Selecting for rare NovR cells by enrichment in broth - would it work?

In the previous post about searching for new hypercompetent mutants I mentioned that our ability to find rare NovR transformants in a log-phase culture is limited by the need to put relatively small numbers of NovS cells (less than 5 x 10^7) on each plate.  If we use more cells we see large 'bald spots' where the NovR cells are unable to form colonies; we speculate that this is because of toxic effects of too many NovS cells dying around them.  When the problem is severe we see no NovR colonies at all even though hundreds were plated.


One solution is just to distribute the cells over more and bigger plates.  Scaling up by ten-fold is easy, but scaling up by 100-fold is a lot more work and more expense for plates and medium.  In the experiment we're now considering, we expect the NovS cells to outnumber the NovR cells by about 10^8 to 10^9, so we'd like to scale up by a thousandfold.

An alternative that we've never tried is to add novobiocin to the liquid culture for a few hours before plating the cells on agar medium containing novobiocin.  This scaling up would let us amplify the rare NovR cells by letting them double repeatedly while the NovS cells stalled or died.  Ten doublings (about 5 hr of growth) would bring the NovR density up from 10^-9 to 10^-6, so that plating on a moderate number of plates would capture the full diversity of the initial transformant population.  We would no longer be able to assume that separate NovR colonies descended from independent transformations, but for this experiment that's not important.

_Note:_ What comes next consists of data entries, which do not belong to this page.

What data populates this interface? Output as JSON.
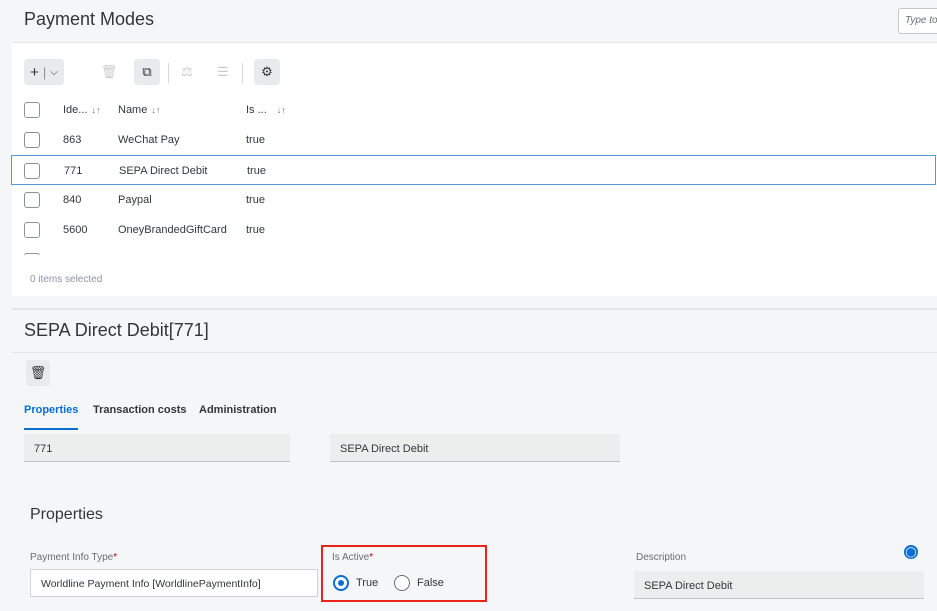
{
  "header": {
    "title": "Payment Modes",
    "search_placeholder": "Type to search"
  },
  "toolbar": {
    "add_label": "+",
    "dropdown_label": "⌄"
  },
  "table": {
    "columns": [
      "Ide...",
      "Name",
      "Is ..."
    ],
    "rows": [
      {
        "id": "863",
        "name": "WeChat Pay",
        "active": "true"
      },
      {
        "id": "771",
        "name": "SEPA Direct Debit",
        "active": "true"
      },
      {
        "id": "840",
        "name": "Paypal",
        "active": "true"
      },
      {
        "id": "5600",
        "name": "OneyBrandedGiftCard",
        "active": "true"
      }
    ],
    "selected_count_text": "0 items selected"
  },
  "detail": {
    "title": "SEPA Direct Debit[771]",
    "tabs": [
      "Properties",
      "Transaction costs",
      "Administration"
    ],
    "code_value": "771",
    "name_value": "SEPA Direct Debit",
    "section_title": "Properties",
    "payment_info_type_label": "Payment Info Type",
    "payment_info_type_value": "Worldline Payment Info [WorldlinePaymentInfo]",
    "is_active_label": "Is Active",
    "radio_true_label": "True",
    "radio_false_label": "False",
    "description_label": "Description",
    "description_value": "SEPA Direct Debit",
    "required_marker": "*"
  },
  "colors": {
    "accent": "#0a6ed1",
    "highlight": "#e8231b"
  }
}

I think I'll try this today, using a normal log-phase culture rather that the EMS-mutagenized cells we'd use in the planned mutant-hunt:

1. Start with a mixture of competent cells and log-phase cells, such that I expect a transformation frequency of about 10^-7.  This frequency is higher than we would see in the planned mutant-hunt, because I want to have a predictable and easily measured number of transformants to start with.  
2. Incubate 5 ml cells at a density of 10^8 (OD600 = 0.03) with 1 µg MAP7 DNA for 15 min,  Plate an aliquot with and without novobiocin.  Dlilute the rest of the culture 100-fold with fresh medium and let grow for 1 hr, and then add novobiocin at 2 µg/ml to prevent further growth of NovS cells.
3. Plate aliquots again and at hourly intervals to check on the growth and survival of the NovS and NovR cells.
4. Just in case the dying NovS cells are toxic in the liquid culture, though they'll be much more dilute than on plates, after a couple of hours of novobiocin selection I'll wash the culture by filtration and resuspend the cells in fresh novobiocin medium and let them continue growing.  This will only take a few minutes and will also remove the residual NovR DNA.
5. After five hours of selection the NovR cells will have doubled about 10 times.  If the NovS cells survived growth in novobiocin but didn't divide I should see a 1000-fold increase in the frequency of NovR colonies on my plates, from about 10^-7 to about 10^-3.  If most or all of the NovS cells died the increase will be even greater.

If this works as expected, we'll be able to start our big experiment with a very large mutagenized culture and pool many more independent transformants.  This will give us a much more diverse pool of hypercompetent mutants for our sequencing.

I need to draw this plan out on the lab whiteboard - watch this space for revisions.